A single protein, Transferrin receptor protein 1 (TfR1), was elevated in patents with proximally sided tumours versus patients with distally sided tumours. Serum levels of Transferrin receptors have been shown to be elevated in subjects with iron deficiency anaemia [43]. The elevated levels of TfR1 in patients with proximally located tumours in our study group could therefore reflect a longer duration of, or a heavier, bleeding from the tumour site.

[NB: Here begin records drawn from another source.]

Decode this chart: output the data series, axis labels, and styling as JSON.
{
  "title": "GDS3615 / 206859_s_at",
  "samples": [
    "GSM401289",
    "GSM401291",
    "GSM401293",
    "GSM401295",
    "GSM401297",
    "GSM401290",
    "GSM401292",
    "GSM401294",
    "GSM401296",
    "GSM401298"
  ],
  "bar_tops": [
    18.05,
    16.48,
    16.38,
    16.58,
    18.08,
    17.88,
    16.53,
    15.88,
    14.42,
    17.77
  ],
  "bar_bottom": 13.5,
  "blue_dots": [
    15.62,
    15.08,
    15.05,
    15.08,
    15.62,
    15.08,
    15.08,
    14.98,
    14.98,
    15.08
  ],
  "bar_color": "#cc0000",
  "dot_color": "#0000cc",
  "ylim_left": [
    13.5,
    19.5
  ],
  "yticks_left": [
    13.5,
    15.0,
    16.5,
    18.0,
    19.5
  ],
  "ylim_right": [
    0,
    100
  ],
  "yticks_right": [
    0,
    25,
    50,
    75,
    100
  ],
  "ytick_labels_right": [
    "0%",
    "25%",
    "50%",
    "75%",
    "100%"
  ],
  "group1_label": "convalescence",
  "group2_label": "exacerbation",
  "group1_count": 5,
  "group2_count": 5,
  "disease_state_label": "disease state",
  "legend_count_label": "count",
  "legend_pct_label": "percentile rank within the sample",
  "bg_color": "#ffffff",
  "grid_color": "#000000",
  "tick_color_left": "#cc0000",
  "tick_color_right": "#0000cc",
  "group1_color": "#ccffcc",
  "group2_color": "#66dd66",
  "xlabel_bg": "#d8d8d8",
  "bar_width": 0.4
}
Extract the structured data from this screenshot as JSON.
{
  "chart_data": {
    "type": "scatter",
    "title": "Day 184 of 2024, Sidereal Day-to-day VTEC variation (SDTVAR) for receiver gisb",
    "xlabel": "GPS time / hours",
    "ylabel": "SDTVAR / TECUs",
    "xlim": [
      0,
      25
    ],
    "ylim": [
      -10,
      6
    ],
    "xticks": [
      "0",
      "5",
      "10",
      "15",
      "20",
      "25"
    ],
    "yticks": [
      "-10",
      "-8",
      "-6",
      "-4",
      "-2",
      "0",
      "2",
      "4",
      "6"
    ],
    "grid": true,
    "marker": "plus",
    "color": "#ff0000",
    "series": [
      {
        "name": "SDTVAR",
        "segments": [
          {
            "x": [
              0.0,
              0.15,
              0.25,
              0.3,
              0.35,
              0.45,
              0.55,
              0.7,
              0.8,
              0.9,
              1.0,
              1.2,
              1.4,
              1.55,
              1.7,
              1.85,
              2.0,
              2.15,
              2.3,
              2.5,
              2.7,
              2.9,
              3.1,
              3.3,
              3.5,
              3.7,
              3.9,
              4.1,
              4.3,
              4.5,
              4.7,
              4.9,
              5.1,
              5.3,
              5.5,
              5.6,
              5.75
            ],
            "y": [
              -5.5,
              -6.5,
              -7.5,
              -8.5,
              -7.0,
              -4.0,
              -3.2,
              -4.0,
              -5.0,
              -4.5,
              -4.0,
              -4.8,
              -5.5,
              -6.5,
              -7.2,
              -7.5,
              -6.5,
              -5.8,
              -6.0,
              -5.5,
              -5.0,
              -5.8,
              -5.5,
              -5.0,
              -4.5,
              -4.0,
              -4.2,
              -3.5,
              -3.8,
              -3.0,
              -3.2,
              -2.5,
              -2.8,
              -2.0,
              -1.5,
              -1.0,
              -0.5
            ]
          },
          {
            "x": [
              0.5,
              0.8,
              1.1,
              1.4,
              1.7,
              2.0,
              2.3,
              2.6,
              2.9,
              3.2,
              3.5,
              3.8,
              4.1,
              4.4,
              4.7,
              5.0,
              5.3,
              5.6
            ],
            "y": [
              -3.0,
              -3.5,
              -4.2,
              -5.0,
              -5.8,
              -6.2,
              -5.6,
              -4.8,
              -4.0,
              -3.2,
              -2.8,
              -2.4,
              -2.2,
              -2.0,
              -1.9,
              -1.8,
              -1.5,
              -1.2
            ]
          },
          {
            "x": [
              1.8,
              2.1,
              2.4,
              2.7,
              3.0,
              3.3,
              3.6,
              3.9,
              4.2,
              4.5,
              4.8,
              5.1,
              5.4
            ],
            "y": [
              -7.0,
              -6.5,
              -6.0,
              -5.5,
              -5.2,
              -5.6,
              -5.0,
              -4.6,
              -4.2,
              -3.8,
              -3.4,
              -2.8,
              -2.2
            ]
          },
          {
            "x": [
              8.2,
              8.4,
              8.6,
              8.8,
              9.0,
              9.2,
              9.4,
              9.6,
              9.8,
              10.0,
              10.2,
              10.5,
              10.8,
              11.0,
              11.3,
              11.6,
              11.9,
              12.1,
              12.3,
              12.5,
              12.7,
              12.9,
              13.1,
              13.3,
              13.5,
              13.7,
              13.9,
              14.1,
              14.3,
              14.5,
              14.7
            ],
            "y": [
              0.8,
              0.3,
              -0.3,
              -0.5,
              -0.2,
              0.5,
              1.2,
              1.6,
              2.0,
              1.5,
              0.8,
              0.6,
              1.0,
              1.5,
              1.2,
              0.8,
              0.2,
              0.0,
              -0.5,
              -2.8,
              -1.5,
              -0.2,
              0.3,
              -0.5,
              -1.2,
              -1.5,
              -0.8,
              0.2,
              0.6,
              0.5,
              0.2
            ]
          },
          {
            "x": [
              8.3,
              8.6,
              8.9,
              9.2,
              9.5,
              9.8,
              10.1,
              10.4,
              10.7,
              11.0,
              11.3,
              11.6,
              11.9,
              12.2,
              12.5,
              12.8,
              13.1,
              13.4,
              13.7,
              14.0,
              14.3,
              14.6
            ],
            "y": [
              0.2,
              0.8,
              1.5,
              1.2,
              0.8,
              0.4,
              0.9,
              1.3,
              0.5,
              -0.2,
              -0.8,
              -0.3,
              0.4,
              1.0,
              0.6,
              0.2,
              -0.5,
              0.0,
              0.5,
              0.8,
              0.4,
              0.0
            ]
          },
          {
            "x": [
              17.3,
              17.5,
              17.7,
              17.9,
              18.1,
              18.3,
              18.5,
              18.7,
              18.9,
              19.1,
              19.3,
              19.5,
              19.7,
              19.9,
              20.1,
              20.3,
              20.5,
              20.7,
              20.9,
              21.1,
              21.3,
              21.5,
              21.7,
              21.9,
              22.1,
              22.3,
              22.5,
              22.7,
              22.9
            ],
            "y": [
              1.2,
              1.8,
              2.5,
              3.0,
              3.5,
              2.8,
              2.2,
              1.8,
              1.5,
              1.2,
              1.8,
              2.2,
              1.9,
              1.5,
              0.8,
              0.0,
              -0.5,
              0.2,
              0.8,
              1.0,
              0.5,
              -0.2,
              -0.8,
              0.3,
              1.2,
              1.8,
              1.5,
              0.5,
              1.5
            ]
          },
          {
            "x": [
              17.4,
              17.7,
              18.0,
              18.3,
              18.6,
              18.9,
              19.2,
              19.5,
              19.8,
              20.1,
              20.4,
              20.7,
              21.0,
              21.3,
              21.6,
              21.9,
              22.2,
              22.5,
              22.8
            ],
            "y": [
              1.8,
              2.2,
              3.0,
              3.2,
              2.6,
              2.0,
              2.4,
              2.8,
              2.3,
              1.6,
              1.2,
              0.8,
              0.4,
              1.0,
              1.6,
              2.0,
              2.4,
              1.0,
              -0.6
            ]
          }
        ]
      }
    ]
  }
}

To conclude, to the best of our knowledge we report here the analysis of the largest set of data on colorectal tumours with tumour histopathology, tumour genetics and patient outcome (n > 2000 cases).

We acknowledge that having a larger sample set for the plasma protein analyses would have strengthened the results. While CA-125 has previously been associated with prognosis in colorectal cancers, the association between PPPR1A1 might be by chance. Another limitation is that all our MSI-H samples were also TMB-H.

Building upon findings in the literature, we provide evidence that assessment of stroma amount and lymphocytic infiltration should be taken into account when assessing prognosis of CRC. The prognostic value of plasma levels of CA-125 that we observe in our data provides information not captured by the histopathology variables. Given the widespread use of CA-125 testing as a monitoring marker for ovarian cancer, its potential for use to assess prognosis of CRC should be further explored.